As the burgeoning life settlement market matures and gains wider industry acceptance, a growing number of high net worth clients entering their golden years are selling their life insurance policies to secure much-needed cash. But experts say seniors now weighing this option, and the advisors who counsel them, should consider the alternatives before making a decision.
Experts interviewed by National Underwriter say affluent policyholders who need the insurance, especially for estate planning purposes, but who also are having difficulty paying the large premiums, can avail themselves of several funding vehicles that too often are ignored by advisors keen on recommending a policy sale–and earning a hefty commission on the transaction.
Among them: doing a 1035 exchange of the old contract for a reduced, paid-up term policy; entering into a private annuity or private split-dollar arrangement with a close relative or policy beneficiary; and securing a premium-financed loan from a bank or other lending institution.
“Nine times out of 10, no one does a demonstrable analysis as to whether keeping the policy makes more sense than a life settlement,” says Stephan Leimberg, president and CEO of Leimberg Information Services, Bryn Mawr, Pa. “Advisors who haven’t done this analysis have failed in their fiduciary responsibility to the client. It’s that clear.”

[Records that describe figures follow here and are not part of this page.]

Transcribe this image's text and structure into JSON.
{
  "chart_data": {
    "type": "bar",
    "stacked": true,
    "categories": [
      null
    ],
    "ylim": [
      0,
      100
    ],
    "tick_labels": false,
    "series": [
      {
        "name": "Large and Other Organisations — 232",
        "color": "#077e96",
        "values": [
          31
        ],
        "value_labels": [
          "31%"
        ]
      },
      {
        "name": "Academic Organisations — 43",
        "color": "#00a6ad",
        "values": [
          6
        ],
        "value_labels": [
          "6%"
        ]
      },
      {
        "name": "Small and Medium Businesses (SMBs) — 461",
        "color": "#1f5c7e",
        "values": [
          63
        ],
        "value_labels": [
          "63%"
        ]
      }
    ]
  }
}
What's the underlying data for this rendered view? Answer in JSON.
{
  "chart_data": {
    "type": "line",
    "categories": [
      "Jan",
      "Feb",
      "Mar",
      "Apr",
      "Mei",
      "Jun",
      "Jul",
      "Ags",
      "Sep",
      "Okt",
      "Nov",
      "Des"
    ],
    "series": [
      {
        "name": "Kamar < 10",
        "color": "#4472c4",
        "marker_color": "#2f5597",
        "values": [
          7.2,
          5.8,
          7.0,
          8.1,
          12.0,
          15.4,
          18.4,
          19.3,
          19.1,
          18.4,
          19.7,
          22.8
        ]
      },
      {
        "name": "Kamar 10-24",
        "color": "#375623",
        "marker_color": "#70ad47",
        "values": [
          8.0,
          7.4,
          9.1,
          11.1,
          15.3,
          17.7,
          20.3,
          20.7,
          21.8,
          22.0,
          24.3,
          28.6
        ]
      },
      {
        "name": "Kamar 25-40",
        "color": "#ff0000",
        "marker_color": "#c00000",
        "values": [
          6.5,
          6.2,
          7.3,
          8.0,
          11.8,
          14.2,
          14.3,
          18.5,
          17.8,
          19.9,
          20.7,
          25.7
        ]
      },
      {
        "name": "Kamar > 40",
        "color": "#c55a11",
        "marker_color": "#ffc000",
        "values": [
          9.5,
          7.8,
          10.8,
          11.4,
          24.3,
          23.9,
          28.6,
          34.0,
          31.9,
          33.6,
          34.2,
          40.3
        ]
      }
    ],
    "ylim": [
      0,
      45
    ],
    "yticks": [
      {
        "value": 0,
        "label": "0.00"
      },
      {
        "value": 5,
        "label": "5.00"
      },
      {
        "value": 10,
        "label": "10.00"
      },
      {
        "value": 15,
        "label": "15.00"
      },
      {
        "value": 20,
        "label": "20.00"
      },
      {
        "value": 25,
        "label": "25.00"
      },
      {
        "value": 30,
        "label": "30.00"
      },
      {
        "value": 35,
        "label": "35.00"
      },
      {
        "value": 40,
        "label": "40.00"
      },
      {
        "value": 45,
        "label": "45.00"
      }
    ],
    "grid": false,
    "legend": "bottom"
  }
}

In the event of a policy sale, that failure can have consequences beyond the loss of the insurance. If the client is well advanced in age or suffering from ill health, purchasing a new policy (should one be needed) may no longer be an option because of prohibitively high premiums or lack of insurability.
Also to consider are the tax and legal consequences resulting from the policy sale. Leimberg observes that clients who settle have to pay ordinary income and capital gains taxes on the sales proceeds, taxes that do not apply to death benefit proceeds. And, unlike policies held in trust, income resulting from a life settlement does not escape the estate tax. Nor do the sale proceeds enjoy protection from claims in probate court or the privacy of distributions made to policy beneficiaries.
“Whether we like them or not, life settlements are here to stay,” says Leimberg. “But people need to know about the tax implications, which are not only underplayed but often are very little understood by advisors.”
To be sure, sources say, a life settlement is suitable for policyholders who meet certain criteria. Prime candidates include clients age 65 or older who have a life expectancy of less than 12 years and who no longer have an insurance or estate planning need. Life settlement companies also look for policyholders who have significant health challenges or are otherwise uninsurable; and who own policies for which the ratio of the cash value to the face amount is low. For insureds, the fact that they can secure more money by selling the policy than by surrendering the contract for its cash value is the overriding attraction.
The prospect of receiving a cash windfall should not, however, preclude an objective and dispassionate analysis of the transaction. Michael Weinberg, president of the Weinberg Group, Denver, Colo., says the decision for or against a sale will hinge on whether the present value of the death benefit less the present value of future premium payments and other costs (i.e., the intrinsic economic value) will be greater or less than the life settlement payout before the policyholder’s projected life expectancy. An intrinsic economic value that is greater than the life settlement offer would dictate holding the policy; a value that is less than the offer would argue for a policy sale.
Reduced to a math problem, the issue is seemingly easily resolved. Yet the core question to be answered–the insured’s longevity–can involve guesswork.
To assist in the analysis, Weinberg and Leimberg are co-marketing to advisors a software application, Life Settlement NumberCruncher, that offers a range of life expectancies based on widely recognized mortality tables. Depending on the preferred table, an assumed discount rate and an assumed tax rate (ordinary income or capital gain), the software can graphically depict the insured’s projected life expectancy relative to a “crossover point,” above or below which the individual stands to achieve a gain or loss from a settlement.